El chalé inacabado que domina la ladera sur de Parquesol representa el símbolo de una época urbanística de la ciudad en la que florecieron constructores surgidos literalmente del andamio como Antonio Alfonso. Éste fue el primer impulsor de la barriada en la que hoy viven 26.368 vecinos a pesar de que su proyecto de plan parcial, aprobado por el Ministerio de la Vivienda el 31 de marzo de 1977, fue un sonado fracaso que acabó paralizando el primer equipo de Gobierno de la democracia, presidido por Tomás Rodríguez Bolaños, al comprobar que «no desarrollaba los viales -fue la primera vez que se obligó a urbanizar antes de construir-».
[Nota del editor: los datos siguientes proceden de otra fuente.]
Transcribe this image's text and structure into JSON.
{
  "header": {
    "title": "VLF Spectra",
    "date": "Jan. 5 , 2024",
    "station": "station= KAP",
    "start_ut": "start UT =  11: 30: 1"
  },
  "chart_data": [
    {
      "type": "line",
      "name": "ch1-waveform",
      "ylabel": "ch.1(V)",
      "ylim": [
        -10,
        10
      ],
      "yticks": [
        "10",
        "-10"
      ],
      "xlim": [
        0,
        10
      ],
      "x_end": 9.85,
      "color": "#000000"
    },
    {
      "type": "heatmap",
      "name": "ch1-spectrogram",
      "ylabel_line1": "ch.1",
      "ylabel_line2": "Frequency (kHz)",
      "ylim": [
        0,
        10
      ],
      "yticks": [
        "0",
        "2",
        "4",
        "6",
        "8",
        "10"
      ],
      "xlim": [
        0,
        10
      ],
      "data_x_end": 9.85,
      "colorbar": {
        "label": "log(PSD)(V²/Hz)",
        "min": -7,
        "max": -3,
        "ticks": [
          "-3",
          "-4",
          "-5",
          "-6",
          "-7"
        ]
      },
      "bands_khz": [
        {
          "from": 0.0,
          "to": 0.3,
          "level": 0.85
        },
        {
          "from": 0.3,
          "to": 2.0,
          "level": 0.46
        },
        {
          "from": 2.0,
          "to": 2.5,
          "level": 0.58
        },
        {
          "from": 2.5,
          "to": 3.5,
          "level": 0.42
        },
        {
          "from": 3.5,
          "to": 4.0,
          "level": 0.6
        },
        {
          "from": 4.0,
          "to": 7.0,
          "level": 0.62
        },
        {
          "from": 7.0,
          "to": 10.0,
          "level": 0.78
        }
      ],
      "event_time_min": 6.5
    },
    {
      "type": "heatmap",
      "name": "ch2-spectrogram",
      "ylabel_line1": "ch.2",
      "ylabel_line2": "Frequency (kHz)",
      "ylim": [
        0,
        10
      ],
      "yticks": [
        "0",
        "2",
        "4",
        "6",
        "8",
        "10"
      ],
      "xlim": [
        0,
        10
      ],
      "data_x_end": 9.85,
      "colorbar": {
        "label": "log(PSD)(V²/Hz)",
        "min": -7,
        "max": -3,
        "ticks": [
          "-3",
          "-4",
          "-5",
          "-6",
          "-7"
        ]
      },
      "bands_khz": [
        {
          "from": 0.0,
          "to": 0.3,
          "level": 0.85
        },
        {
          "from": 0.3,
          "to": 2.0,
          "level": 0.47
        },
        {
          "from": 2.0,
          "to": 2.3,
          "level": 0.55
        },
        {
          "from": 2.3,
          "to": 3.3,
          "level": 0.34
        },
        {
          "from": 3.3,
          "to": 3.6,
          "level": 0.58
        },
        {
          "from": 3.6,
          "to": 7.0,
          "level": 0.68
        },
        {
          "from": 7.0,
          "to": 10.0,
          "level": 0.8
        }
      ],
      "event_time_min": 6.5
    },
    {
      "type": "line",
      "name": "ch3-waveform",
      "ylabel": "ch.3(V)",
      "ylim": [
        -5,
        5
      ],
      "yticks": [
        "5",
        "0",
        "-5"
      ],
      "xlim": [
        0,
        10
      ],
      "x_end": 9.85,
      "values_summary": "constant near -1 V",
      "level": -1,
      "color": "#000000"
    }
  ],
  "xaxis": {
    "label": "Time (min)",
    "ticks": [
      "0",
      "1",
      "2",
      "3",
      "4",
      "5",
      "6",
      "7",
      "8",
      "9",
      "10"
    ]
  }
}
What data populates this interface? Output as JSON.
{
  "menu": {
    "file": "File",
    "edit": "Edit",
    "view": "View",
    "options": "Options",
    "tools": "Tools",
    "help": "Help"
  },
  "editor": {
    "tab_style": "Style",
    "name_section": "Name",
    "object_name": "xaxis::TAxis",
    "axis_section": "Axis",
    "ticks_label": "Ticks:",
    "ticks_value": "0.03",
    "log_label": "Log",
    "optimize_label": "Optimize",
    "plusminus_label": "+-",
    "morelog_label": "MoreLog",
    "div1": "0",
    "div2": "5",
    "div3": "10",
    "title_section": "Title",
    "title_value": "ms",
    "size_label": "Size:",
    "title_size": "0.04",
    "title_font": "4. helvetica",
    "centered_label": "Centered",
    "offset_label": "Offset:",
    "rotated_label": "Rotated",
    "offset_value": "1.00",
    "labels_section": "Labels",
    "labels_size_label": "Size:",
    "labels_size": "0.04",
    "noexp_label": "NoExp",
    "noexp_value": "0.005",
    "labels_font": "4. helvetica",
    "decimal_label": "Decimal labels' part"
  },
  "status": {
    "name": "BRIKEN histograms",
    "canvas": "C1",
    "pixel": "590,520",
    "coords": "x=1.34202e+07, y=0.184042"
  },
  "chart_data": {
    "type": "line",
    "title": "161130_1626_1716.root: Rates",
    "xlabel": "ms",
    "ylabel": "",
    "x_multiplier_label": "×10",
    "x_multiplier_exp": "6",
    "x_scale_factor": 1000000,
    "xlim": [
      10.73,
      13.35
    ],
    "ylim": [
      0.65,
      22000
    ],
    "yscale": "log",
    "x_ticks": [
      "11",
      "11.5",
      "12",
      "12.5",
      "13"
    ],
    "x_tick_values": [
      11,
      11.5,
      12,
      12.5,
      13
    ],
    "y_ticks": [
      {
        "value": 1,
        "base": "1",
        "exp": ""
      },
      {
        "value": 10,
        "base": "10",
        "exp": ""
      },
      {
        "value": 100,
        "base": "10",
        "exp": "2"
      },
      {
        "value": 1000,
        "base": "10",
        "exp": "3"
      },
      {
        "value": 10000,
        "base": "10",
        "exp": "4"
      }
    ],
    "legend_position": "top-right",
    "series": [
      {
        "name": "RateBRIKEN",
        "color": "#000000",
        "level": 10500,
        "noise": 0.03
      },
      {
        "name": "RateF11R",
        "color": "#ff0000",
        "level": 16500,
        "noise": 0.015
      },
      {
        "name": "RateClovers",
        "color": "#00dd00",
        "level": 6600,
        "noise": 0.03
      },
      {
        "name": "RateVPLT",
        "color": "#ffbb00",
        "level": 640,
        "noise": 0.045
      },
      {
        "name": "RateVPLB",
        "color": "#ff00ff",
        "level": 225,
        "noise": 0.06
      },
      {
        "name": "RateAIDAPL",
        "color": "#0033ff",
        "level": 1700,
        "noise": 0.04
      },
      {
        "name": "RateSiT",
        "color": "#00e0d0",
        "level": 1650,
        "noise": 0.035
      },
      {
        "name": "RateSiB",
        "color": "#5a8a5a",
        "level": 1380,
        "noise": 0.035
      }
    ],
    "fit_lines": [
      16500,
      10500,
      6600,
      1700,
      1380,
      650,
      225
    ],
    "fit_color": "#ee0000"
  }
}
La figura de Antonio Alfonso surgió en la década de los sesenta -llegó a ser presidente del Real Valladolid entre 1967 y 1970- después de unos inicios modestos como obrero que le llevaron a promover bloques de viviendas humildes en Delicias. Allí consiguió reunir un «importante capital» con el que comenzó a invertir en la compra del suelo del monte que hoy ocupan decenas de bloques de viviendas y que entonces copaban gallineros particulares. Para él se reservó la parcela 63, un vasto terreno con las mejores vistas de la ciudad de 7.530 metros cuadrados, en la que en 1978 comenzó a construir la que, en apariencia, estaba a llamar a ser la mansión más lujosa de la ciudad.

El proyecto no fue bien y los siete años de paralización del plan parcial -cuando decenas de vecinos ya habían adelantado dinero para los futuros pisos- le llevó a vender el plan a la sociedad Parquesol presidida por Marcos Fernández. Él desapareció luego de la escena pública.